Aries (March 21-April 19) – Feeling bad about your excessive PDA? Don’t worry, it turns everyone else on.
Taurus (April 20-May 20) – The hippie party at CLC will be much more fun after you have some of their mushroom pizza.
Gemini (May 21-June 21) – Stoned? There’s a Visine for that.
Cancer (June 22-July 22) – Dating a girl with landscaping experience is great. She will certainly know how to keep a bush trimmed!
Leo (July 23-Aug. 22) – As a senior, it’s nice to look back over your college years and think about all the invaluable learning experiences you blew off for some cheap thrills.

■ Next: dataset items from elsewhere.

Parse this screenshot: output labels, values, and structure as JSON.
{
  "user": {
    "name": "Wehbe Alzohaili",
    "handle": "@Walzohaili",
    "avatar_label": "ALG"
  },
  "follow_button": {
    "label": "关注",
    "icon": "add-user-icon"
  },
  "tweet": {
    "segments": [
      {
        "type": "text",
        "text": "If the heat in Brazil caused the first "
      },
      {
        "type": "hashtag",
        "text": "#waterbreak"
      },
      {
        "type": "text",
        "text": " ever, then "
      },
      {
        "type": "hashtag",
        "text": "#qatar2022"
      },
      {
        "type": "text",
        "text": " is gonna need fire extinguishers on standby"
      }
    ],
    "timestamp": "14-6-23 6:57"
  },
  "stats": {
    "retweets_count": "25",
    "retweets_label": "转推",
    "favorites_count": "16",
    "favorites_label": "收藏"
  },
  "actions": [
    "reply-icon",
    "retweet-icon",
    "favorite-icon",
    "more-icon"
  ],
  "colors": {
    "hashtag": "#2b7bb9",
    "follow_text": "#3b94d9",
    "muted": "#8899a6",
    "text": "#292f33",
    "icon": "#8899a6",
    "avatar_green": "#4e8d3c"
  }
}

Virgo (Aug. 23-Sept. 22) – If you feel like your head is filling up with too much information, take some acid! It’s like spring cleaning for your brain!
Libra (Sept. 23-Oct. 22) – Don’t worry if you’re moving in with your parents after graduation, women weren’t that interested in you, anyway.
Scorpio (Oct. 23-Nov. 21) – Creating a gift from the heart is a great way to tell your girl you’re broke.
Sagittarius (Nov. 22-Dec. 21) – Life is a stage, and we are the actors. You’re the guy working the curtains. Don’t be seen!
Capricorn (Dec. 22-Jan. 19) – Some say laughter is the best medicine. I wouldn’t take it for an asthma attack, though.
Aquarius (Jan. 20-Feb. 18) – You will be greatly disheartened to learn that, despite the fact that you had fun, you still lost your intramural game.
Pisces (Feb. 19-March 20) – Isn’t it ironic that what your grandmother always said would make you blind actually took one of your girlfriend’s eyes out?
(If you actually believe this, then you believe she really has a headache!)